Permangono ancora limiti alla stabilizzazione dei precari? La strada che dovrà portare, invece, al rinnovo dei contratti collettivi per i dipendenti della Pa è ancora piena di vincoli?
Contratti collettivi e precari: ancora criticità. Sul versante precari, l’ampliamento più significativo nella direzione della stabilizzazione è costituito dalla possibilità di superare il tetto delle capacità assunzionali dell’ente. I Comuni infatti possono infatti utilizzare in tutto o in parte la spesa media per le assunzioni flessibili del triennio 2015/2017 aggiungendole alle ordinarie capacità assunzionali (che peraltro sono state di recente aumentate dalla legge di conversione del D.L. n. 50/2017); è necessario dimostrare che il Comune è in possesso dei requisiti per le assunzioni, che la spesa per le assunzioni flessibili viene diminuita in modo permanente, che non si determinano maggiori oneri e che comunque le spese sono sostenibili.
I limiti che frenano il ricorso a questo istituto sono tuttavia molti: in primo luogo, possono essere stabilizzati solo i dipendenti a tempo determinato, i Co.Co.Co. ed i lavoratori socialmente utili e di pubblica utilità.
C’è una specifica esclusione per i somministrati e i dirigenti, e per chi è stato assunto come componente un ufficio di staff di organi politici di qualunque amministrazione e, negli enti locali, per gli assunti ex articolo 110 del Tuel.
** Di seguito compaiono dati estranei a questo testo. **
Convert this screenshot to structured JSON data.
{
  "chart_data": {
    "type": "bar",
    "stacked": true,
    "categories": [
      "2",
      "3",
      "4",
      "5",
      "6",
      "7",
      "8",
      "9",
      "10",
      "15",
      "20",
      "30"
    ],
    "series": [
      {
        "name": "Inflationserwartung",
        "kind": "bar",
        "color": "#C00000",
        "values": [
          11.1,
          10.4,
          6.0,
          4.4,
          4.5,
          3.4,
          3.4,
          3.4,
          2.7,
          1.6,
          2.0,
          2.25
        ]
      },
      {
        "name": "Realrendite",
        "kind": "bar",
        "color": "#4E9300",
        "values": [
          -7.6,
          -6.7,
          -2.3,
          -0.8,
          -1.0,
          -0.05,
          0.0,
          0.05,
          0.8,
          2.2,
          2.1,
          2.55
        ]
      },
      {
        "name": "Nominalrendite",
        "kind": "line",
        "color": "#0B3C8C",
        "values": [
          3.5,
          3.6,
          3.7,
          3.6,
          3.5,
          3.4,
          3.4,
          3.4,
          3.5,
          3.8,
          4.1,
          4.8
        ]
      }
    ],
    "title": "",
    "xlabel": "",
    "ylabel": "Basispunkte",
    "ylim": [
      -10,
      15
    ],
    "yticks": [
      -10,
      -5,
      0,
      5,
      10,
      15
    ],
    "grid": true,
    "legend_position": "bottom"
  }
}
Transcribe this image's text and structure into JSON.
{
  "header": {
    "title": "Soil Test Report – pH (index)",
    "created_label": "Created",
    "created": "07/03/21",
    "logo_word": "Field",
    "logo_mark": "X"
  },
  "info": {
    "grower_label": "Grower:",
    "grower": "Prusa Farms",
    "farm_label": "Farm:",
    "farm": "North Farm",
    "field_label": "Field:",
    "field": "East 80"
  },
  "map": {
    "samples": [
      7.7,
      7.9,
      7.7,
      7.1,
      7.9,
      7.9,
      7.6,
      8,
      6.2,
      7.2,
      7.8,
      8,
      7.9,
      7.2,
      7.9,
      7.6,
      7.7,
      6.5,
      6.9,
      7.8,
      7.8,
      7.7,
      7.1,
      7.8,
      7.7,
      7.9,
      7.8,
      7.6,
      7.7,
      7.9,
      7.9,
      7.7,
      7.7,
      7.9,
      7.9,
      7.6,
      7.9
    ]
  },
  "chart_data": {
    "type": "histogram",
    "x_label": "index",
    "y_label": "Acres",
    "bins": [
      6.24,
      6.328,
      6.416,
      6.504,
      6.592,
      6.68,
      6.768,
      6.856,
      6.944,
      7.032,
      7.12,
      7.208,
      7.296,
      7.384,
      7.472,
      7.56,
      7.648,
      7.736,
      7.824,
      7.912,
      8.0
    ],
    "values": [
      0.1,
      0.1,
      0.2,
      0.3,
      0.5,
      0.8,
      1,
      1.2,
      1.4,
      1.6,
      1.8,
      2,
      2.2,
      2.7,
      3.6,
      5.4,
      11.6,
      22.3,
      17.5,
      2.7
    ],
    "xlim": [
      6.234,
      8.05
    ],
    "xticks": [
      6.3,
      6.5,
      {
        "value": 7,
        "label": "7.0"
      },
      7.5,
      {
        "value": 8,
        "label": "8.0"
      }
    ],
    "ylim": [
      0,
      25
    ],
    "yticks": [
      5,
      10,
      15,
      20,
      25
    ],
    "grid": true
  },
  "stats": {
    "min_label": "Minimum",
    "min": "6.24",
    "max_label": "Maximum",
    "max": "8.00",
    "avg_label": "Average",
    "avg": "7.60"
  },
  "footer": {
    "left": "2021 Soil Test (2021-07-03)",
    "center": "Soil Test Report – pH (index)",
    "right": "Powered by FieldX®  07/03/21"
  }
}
Inoltre, la stabilizzazione è una possibilità delle P.A. e non un obbligo.
Riguardo i Co.Co.Co. è arrivato anche l’ultimo avviso dell’Inps ai committenti pubblici e privati che hanno denunciato lavoratori alla gestione separata ma non hanno pagato i relativi contributi: sono state elaborate le situazioni debitorie delle aziende committenti che, per l’anno 2016, hanno denunciato, tramite il flusso Uniemens, il pagamento di compensi ai soggetti iscritti alla Gestione Separata di cui all’art. 2, comma 26, della legge 335/1995. L’elaborazione ha interessato sia le aziende committenti private che le Pubbliche Amministrazioni.
Sulla questione rinnovo, invece? Secondo la nuova direttiva ARAN non si trovano le soluzioni ai parecchi dubbi che sorgono dalla sua lettura. Se da un lato il documento, per natura, deve avere contorni abbastanza sfumati, dall’altro è indubbio che non si trovano quei binari entro i quali l’Aran può e deve muoversi.
La legge di stabilità per l’anno 2016 (articolo 1, comma 466, della legge 28 dicembre 2015, n. 208, come modificato dall’articolo 1, comma 369, della legge 11 dicembre 2016, n. 232) ha previsto, in applicazione dell’articolo 48, comma 1 del d.lgs. n. 165/2001, risorse pari a 300 milioni di euro al lordo degli oneri riflessi a carico dell’amministrazione, a decorrere dall’anno 2016, da destinare al rinnovo dei contratti collettivi di lavoro del personale dipendente delle amministrazioni statali, con riferimento al periodo contrattuale 2016-2018, nonché ai miglioramenti economici del personale in regime di diritto pubblico dipendente dalle medesime amministrazioni.
L’articolo 48, comma 2 del d.lgs. 165/01 stabilisce inoltre che le risorse per gli incrementi retributivi per il rinnovo dei contratti collettivi nazionali delle amministrazioni regionali, locali e degli enti del servizio sanitario nazionale, nonché delle università, degli enti pubblici non economici, degli enti e delle istituzioni di ricerca, ivi compresi gli enti e le amministrazioni di cui all’articolo 70, comma 4 del medesimo decreto legislativo, siano posti a carico dei rispettivi bilanci. Per quanto concerne amministrazioni regionali e locali ed enti del servizio sanitario nazionale, la stessa norma specifica che le risorse siano definite dal Governo, nel rispetto dei vincoli di bilancio, del patto di stabilità e di analoghi strumenti di contenimento della spesa, previa consultazione con le rispettive rappresentanze istituzionali del sistema delle autonomie.
Tutti concordano sul fatto che le risorse attualmente previste per tale scopo e rese disponibili dalle leggi di bilancio dell’anno 2016 e 2017 non coprano gli oneri derivanti da quell’aumento medio di 85 euro già fissato nell’accordo dello scorso 30 novembre. Ma questo cosa vuol dire? Due possono essere le conseguenze: il rinvio dei rinnovi contrattuali al momento in cui, con la legge di bilancio 2018, saranno reperite le risorse mancati, vale a dire la primavera prossima, oppure la sottoscrizione dei Ccnl con una clausola di salvaguardia che preveda la rinegoziazione nel caso in cui, in futuro, non vengano rimpinguate le disponibilità.